Problem
When training a model using data stored in a table in Unity Catalog, the lineage to the upstream dataset(s) is tracked using mlflow.log_input
, which logs the input table with the MLflow run. However, lineage for the output table (containing predictions) is not tracked.
Cause
There is no built-in method in MLflow to log output tables, similar to mlflow.log_input
for input tables.
Solution
Save the output table as a CSV file and log it as an artifact. This way, you can indirectly track the lineage of the output table. You can use the following code.
import mlflow
from sklearn import datasets
from sklearn.ensemble import RandomForestRegressor
import pandas as pd
import tempfile
import os
# Load dataset
dataset = mlflow.data.load_delta(table_name="<your-catalog>.<your-schema>.<your-table-name>", version="0")
pd_df = dataset.df.toPandas()
X = pd_df.drop("species", axis=1)
y = pd_df["species"]
# Train model and log input table
with mlflow.start_run() as run:
clf = RandomForestRegressor(n_estimators=100)
clf.fit(X, y)
mlflow.log_input(dataset, "training")
# Make predictions
predictions = clf.predict(X)
pd_df["predictions"] = predictions
# Save predictions to an output table
<your-output-table-name> = "<your-catalog>.<your-schema>.<your-iris-output>"

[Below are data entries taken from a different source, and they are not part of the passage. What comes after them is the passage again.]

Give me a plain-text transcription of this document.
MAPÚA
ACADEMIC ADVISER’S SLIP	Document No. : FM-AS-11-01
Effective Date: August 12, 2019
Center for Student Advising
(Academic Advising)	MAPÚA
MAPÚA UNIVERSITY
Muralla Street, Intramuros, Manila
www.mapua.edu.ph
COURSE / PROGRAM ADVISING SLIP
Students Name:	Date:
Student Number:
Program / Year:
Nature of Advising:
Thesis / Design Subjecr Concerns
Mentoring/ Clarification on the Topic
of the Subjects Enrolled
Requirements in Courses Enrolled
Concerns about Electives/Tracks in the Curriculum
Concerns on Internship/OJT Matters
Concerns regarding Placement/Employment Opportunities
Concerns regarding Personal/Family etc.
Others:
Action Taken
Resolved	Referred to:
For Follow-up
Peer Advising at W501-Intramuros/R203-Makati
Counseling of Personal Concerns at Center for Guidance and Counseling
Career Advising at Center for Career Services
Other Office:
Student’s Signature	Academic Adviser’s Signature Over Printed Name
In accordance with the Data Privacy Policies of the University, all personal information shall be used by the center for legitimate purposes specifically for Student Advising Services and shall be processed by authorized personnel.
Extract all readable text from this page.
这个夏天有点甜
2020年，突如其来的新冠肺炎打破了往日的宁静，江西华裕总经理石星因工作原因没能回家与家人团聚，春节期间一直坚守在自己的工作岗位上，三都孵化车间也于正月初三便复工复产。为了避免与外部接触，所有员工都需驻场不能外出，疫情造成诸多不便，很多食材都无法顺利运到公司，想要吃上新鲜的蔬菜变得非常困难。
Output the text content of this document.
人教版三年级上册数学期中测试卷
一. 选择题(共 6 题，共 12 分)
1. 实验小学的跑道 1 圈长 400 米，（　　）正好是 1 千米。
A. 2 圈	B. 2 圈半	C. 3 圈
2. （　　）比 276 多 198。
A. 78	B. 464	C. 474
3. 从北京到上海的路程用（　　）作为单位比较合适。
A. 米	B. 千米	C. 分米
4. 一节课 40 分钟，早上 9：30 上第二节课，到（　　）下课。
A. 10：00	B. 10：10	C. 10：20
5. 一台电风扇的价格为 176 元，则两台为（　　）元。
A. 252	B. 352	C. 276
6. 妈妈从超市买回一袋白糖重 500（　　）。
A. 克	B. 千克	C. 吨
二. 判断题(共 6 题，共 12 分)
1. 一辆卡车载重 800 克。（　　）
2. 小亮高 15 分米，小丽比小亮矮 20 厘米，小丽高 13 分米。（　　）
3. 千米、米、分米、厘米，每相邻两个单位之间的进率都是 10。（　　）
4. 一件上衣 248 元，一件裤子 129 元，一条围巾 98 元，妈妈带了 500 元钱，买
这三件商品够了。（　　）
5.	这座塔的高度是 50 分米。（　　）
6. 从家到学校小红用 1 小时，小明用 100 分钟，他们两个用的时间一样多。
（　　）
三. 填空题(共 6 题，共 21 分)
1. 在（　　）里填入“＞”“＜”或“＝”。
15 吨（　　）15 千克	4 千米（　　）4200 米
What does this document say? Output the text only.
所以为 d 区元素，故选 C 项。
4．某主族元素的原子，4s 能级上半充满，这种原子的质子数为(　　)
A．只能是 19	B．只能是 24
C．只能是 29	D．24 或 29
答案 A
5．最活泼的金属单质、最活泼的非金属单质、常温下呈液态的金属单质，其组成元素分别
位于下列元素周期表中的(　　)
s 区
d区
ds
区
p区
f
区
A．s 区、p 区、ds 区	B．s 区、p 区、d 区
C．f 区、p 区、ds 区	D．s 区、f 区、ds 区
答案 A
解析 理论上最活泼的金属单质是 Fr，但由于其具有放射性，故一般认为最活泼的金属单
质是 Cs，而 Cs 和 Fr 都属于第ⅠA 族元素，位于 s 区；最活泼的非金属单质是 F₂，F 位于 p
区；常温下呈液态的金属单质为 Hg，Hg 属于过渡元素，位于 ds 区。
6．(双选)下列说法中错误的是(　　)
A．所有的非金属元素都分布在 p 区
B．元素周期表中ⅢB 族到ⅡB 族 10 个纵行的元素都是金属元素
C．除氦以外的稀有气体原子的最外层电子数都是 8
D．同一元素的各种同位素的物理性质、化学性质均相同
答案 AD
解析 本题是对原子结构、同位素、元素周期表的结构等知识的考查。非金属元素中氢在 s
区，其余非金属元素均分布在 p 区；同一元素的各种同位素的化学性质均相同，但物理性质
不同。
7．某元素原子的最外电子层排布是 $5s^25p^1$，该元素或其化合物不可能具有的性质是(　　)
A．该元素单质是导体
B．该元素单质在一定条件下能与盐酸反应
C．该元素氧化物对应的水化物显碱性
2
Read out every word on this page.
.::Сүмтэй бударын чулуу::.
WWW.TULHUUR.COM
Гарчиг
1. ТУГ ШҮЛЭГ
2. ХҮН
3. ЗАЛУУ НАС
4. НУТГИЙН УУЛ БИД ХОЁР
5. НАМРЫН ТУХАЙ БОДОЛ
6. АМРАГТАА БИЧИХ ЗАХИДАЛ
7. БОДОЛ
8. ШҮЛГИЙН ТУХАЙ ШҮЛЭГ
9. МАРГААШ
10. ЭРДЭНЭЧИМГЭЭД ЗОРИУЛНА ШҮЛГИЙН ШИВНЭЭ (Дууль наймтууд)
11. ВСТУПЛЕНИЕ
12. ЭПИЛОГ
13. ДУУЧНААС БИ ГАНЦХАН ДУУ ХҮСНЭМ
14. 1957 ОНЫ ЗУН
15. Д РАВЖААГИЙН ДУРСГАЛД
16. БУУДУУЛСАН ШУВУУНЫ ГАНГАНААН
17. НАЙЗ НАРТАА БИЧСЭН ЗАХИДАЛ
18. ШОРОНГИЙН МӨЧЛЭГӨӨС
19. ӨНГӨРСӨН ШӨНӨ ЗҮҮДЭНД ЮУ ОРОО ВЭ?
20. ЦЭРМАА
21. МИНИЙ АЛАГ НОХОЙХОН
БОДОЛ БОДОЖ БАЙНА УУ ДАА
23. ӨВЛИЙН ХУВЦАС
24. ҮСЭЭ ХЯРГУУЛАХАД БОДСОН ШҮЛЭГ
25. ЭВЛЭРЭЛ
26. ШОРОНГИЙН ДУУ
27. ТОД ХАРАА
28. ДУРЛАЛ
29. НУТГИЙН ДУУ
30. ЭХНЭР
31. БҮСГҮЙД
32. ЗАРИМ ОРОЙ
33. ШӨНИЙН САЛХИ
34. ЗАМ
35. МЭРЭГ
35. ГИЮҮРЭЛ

output_df = spark.createDataFrame(pd_df)
output_df.write.format("delta").mode("overwrite").saveAsTable(<your-output-table-name>)
# Log the output table
with tempfile.TemporaryDirectory() as tmpdir:
temp_path = os.path.join(tmpdir, "predictions.csv")
pd_df.to_csv(temp_path, index=False)
# Log the temporary file as an artifact
mlflow.log_artifact(temp_path, "output_table")
print(f"Output table {<your-output-table-name>} created successfully.")
To locate the output table, navigate to the Artifacts page of the specific MLflow run.
By following the above steps, we can ensure that the output table can be traced back to the corresponding run.